The views expressed by contributors are their own and not the view of The Hill

Biden should choose legal pathways over new restrictions

EL PASO, TEXAS - FEBRUARY 1: In this aerial view, immigrant groups cross water and barbed wire and walk to the US/Mexico border despite extra security measures on February 1, 2024 in El Paso, Texas. (Photo by Lokman Vural Elibol/Anadolu via Getty Images)

President Joe Biden would make a mistake if he issued a new executive order to block asylum seekers in the hope of improving his election standing. It is unlikely the order would be lawful or effective. Instead, the Biden administration should focus on policies that have worked by expanding legal pathways. Individuals and families allowed to enter lawfully do not immigrate illegally.

The Associated Press reports, “The White House is considering using provisions of federal immigration law repeatedly tapped by former President Donald Trump to unilaterally enact a sweeping crackdown at the southern border.” The effort shows how pressure over the upcoming rematch with Donald Trump influences U.S. immigration policy.

The president may declare that individuals crossing the southwest border are ineligible to apply for asylum.

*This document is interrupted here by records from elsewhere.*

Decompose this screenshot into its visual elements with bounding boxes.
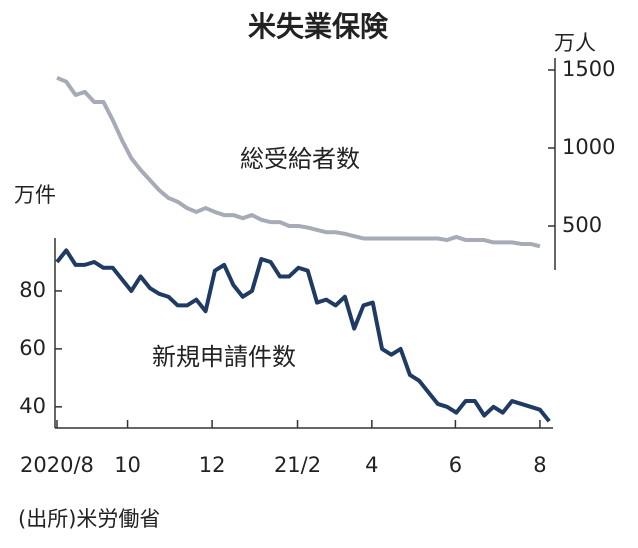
y2-tick-label: 1500	[562, 57, 615, 81]
series-label: 新規申請件数	[152, 343, 296, 371]
series-line	[56, 75, 541, 249]
x-tick-label: 4	[365, 453, 378, 477]
series-line	[55, 248, 551, 423]
y-unit: 万件	[14, 183, 56, 207]
y-tick-label: 80	[19, 278, 46, 302]
y-tick-label: 60	[19, 336, 46, 360]
y2-tick-label: 1000	[562, 135, 615, 159]
source: (出所)米労働省	[18, 507, 160, 531]
y-tick-label: 40	[19, 394, 46, 418]
x-tick-label: 6	[449, 453, 462, 477]
y2-unit: 万人	[554, 31, 596, 55]
y2-tick-label: 500	[562, 213, 602, 237]
x-tick-label: 21/2	[274, 453, 321, 477]
x-tick-label: 12	[199, 453, 226, 477]
x-tick-label: 10	[114, 453, 141, 477]
x-tick-label: 8	[533, 453, 546, 477]
series-label: 総受給者数	[240, 145, 360, 173]
chart-title: 米失業保険	[248, 10, 389, 43]
x-tick-label: 2020/8	[20, 453, 94, 477]
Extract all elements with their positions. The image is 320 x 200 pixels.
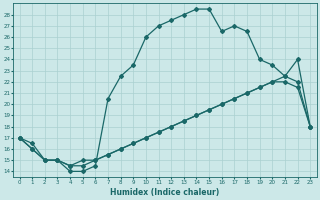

A court would block it, given the experience when Donald Trump tried a similar approach via regulation.

In November 2018, Judge Jon S. Tigar of the U.S. District Court in San Francisco issued a nationwide order that barred the Trump administration from preventing individuals who entered along the southwest border from applying for asylum. “Whatever the scope of the President’s authority, he may not rewrite the immigration laws to impose a condition that Congress has expressly forbidden,” declared Judge Tigar. In February 2020, the 9th U.S. Circuit Court of Appeals also found the Trump asylum rule unlawful.

Republican lawmakers have pressured the Biden administration to reinstate Remain in Mexico, a Trump policy that required asylum seekers to live in Mexico, often in dangerous conditions, until their cases were heard. The United States cannot implement that policy without Mexico’s approval, and the Mexican government has stated it opposes allowing asylum seekers to stay in their country for months on end. There is also no evidence the policy reduced illegal entry.


The Trump administration started Remain in Mexico in January 2019. “Border Patrol apprehensions along the Southwest border [a proxy for illegal entry] increased by 162% between December 2018 and May 2019,” according to a National Foundation for American Policy (NFAP) analysis. For six consecutive months, Border Patrol apprehensions at the border remained higher than before the policy began.

In contrast, providing legal pathways has reduced illegal entry—and quickly. “After the Biden administration introduced humanitarian parole programs, Border Patrol encounters declined by 92% for Cubans, Haitians and Nicaraguans as a group between December 2022 (the month before the parole programs started) and November 2023 compared to an 18% increase for nationals of non-parole countries,” according to an NFAP report.

Biden officials limited the parole programs to 30,000 nationals monthly from each country. Individuals must have sponsors, are required to fly into the United States and can obtain employment authorization.

After a court rejected an attempt to stop the programs, the Biden administration should feel confident in expanding humanitarian parole, and it could do so in two ways. First, the administration could raise the 30,000 monthly ceiling for Venezuelans, whose government’s economic and human rights policies have created more refugees than Russia’s invasion of Ukraine.

Second, the administration could expand the humanitarian parole programs to more countries. If the parole programs included the top six countries for Border Patrol encounters in recent months, and illegal entry dropped similarly to those of other countries eligible for humanitarian parole, illegal immigration at the southwest border would decline to low levels.

America needs workers. A recent study by economist Madeline Zavodny concluded that the slowdown in the working-age foreign-born starting in 2017 under Donald Trump’s immigration policies (and compounded by COVID-19) likely shaved off a significant amount of real GDP growth in 2022. Real GDP growth, or economic growth, is needed to improve living standards.

Zavodny, an economics professor at the University of North Florida, found that U.S. real GDP growth was lower by an estimate of up to 1.3 percentage points in 2022. In other words, the growth rate was only 1.9 percent but could have been as high as 3.2 percent if “the working-age foreign-born population had continued to grow at the same rate it did during the first half of the 2010s.”

Congress should create temporary work visas for year-round jobs in sectors like hospitality and construction to complement the current seasonal visas that cover jobs mostly in agriculture and summer resorts. 

The loudest voices in the room are usually not the ones with the best solutions. On immigration policy, those shouting have called for more enforcement measures, even if such policies are ineffective. The Biden administration should focus on a policy that has worked by expanding humanitarian parole programs and other legal pathways.

Stuart Anderson is executive director of the National Foundation for American Policy, a nonpartisan policy research organization. He served as executive associate commissioner for policy and planning and counselor to the commissioner at the Immigration and Naturalization Service from 2001 to 2003.